Cuenta la leyenda que allá por el siglo VIII, en plena invasión árabe, unos monjes escondieron una imagen de la Virgen y varias reliquias, junto al río Guadalupe. Muchos siglos más tarde, a finales del XIII, con la zona ya en manos de los cristianos, la imagen de la Virgen fue encontrada por un pastor cuando buscaba una vaca que se había perdido. Al parecer, esta imagen obraba milagros, y los relatos sobre ella empezaron a correr como la pólvora, hasta que llegaron a oídos de Alfonso XI. El monarca intrigado, acudió a la pequeña ermita donde estaba la virgen y, tanto le impactó, que donó dinero para que se construyera una iglesia. Y así, poco a poco fue ganando importancia, hasta convertirse en un inmenso monasterio encajado en la linda puebla que empezó a crecer a su alrededor.

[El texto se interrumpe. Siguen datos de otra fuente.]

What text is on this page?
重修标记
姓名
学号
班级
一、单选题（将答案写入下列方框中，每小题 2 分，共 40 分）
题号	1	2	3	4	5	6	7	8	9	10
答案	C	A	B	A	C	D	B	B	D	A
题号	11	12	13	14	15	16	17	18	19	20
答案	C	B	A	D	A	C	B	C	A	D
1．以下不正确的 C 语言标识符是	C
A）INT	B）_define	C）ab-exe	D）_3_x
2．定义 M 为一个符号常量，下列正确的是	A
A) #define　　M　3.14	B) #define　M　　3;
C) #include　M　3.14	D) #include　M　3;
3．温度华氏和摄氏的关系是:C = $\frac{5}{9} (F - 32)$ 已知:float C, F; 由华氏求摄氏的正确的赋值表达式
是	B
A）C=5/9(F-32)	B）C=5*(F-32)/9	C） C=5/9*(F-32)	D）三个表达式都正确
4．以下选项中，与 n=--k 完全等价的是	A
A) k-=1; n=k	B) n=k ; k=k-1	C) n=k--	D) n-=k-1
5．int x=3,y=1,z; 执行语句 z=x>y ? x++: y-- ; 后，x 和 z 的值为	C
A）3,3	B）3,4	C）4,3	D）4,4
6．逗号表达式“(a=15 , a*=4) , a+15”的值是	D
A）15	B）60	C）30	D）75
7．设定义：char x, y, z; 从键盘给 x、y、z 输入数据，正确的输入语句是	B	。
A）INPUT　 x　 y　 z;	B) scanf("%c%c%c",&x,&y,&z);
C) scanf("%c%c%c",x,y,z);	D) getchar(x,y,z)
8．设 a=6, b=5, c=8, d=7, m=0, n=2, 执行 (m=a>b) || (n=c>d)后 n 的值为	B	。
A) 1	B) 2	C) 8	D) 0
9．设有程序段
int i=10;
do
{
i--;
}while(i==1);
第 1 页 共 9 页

Mucho tiempo después, ya en 1928, el rey Alfonso XIII corona a la Virgen de Guadalupe como reina de la Hispanidad. Así que el 12 de octubre, fecha de unión entre Europa y América, se celebra el Día de la Hispanidad, jornada donde la virgen de Guadalupe es reina. Además, Guadalupe es la patrona de Extremadura, por lo que cada año miles de peregrinos, y cientos de caballistas, en un bello espectáculo de color y sensaciones, se reúnen delante del Monasterio para rendir homenaje a su patrona.

Guadalupe es el reino de reyes, que por tradición, han acudido a este Real Monasterio. Su impresionante belleza hizo que en 1879 fuese declarado Monumento Nacional y en 1993 la UNESCO lo galardonó con la distinción de Patrimonio de la Humanidad. Otoño es una de las estaciones más hermosas para recorrer esta magnífica tierra extremeña por su excitante gama de colores, y su exuberante naturaleza. Sus gentes, sus rincones, su patrimonio, su ecosistema y su sabrosa gastronomía, hacen de esta tierra un lugar por explorar.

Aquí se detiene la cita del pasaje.